David Morrell's "Blood Oath" was written in 1982. It has a bit of the author's own history to it in that like the lead character, Morrell never knew his own father who was killed in WWII.
Imagine if your father died in WWII and you went to France to visit the grave and found that there were no records of him?
This is what happens to Peter Houston. He's in France to visit his father's grave and give his father the news that Peter's mother has died. Not only is Peter's father not in that military cemetery but there are no records of him. The administrator is baffled and tells Peter that this has happened in two other occasions.
All Peter has is info that Pierre de St. Laurent wrote to Peter's mother and promised to look after his father's grave but now St. Laurent is also missing.
A stranger tells Peter that the person he seeks is in another town and while Peter and his wife Jan are driving there, a van forces them off the road into a river. Peter survives but Jan doesn't.

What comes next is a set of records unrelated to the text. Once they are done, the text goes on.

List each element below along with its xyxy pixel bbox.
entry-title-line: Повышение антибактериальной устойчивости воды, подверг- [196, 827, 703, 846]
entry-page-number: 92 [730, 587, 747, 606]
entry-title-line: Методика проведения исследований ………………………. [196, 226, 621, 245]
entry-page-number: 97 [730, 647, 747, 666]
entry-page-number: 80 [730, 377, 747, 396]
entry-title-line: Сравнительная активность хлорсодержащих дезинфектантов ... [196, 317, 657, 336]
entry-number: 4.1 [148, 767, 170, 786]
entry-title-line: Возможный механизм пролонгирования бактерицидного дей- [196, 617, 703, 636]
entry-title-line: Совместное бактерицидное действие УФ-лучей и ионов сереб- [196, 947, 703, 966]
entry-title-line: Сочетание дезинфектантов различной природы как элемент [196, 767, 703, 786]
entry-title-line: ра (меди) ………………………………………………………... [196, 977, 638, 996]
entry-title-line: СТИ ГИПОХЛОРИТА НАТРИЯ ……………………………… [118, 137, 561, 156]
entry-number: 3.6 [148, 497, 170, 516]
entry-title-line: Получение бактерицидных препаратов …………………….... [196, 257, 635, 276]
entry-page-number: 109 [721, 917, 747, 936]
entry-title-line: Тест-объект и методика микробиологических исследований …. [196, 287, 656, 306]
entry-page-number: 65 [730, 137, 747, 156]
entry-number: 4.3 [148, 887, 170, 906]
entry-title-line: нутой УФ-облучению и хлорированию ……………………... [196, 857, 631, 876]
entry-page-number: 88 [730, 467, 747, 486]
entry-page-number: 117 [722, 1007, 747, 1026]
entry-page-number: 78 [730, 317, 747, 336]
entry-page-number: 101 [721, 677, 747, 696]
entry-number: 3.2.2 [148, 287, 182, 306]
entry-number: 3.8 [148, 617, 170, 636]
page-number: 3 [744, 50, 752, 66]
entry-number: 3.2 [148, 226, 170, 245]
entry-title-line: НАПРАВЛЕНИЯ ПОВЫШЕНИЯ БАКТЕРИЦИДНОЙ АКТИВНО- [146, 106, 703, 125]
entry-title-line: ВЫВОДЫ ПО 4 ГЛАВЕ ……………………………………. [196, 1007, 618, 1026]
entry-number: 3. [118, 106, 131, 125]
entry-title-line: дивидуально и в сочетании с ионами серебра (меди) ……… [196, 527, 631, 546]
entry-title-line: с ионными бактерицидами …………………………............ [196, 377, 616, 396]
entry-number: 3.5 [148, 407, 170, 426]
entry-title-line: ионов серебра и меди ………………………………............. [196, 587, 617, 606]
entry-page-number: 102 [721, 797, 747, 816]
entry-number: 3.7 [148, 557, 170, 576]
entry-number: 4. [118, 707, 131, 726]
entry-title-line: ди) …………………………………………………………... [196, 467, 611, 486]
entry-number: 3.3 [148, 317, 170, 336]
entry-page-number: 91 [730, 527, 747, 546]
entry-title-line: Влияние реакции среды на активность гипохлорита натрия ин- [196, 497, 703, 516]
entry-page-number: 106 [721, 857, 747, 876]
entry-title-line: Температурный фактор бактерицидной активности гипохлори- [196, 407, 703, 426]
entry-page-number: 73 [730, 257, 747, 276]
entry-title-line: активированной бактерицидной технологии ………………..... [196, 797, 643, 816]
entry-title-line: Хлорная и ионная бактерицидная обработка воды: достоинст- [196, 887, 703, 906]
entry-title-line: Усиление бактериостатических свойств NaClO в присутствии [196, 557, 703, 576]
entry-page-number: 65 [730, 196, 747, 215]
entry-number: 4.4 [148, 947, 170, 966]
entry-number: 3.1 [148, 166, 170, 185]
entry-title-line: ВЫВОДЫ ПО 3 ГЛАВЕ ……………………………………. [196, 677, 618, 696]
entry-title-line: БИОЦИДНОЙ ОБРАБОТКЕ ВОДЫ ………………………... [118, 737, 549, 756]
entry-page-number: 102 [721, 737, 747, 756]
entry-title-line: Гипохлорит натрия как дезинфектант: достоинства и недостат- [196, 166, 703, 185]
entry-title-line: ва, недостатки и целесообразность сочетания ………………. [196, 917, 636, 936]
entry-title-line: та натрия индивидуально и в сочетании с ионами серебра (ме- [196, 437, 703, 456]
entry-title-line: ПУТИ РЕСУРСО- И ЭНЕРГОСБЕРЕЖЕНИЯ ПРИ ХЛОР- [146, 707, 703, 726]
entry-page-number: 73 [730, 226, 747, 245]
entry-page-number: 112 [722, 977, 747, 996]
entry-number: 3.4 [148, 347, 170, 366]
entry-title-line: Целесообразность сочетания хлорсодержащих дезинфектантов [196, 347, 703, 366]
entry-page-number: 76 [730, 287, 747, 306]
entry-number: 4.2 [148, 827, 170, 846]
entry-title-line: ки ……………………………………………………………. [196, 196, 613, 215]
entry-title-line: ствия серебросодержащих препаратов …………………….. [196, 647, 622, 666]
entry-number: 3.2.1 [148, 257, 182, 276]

When he awakens, he is back at the hotel he had been staying at. The owner and his daughter, Simone, felt pity for his loss and permit him to recover at that hotel. Simone becomes Peter's assistant. Peter then has his wife's funeral and immediately sets out to find the missing man. However, this was a trap and Peter and Simone are almost killed.
Not knowing where to turn to, the couple look into the other missing servicemen to get the answers.
The actions of the characters are beyond belief. How can a man bury a loved one and not have a period of mourning? Not only that but shortly thereafter, Simone is expressing her affection for Peter and he is accepting it. Improbable.
The suspense was well developed but Peter is not a likable character and although he has had the loss of his mother and then his wife, the reader feels no sorrow for him because he seems too uncaring.
The interesting thing about this novel is to see it in comparison to Morrell's later works and see his vast improvement as a writer.
Only recommended as a point of comparison.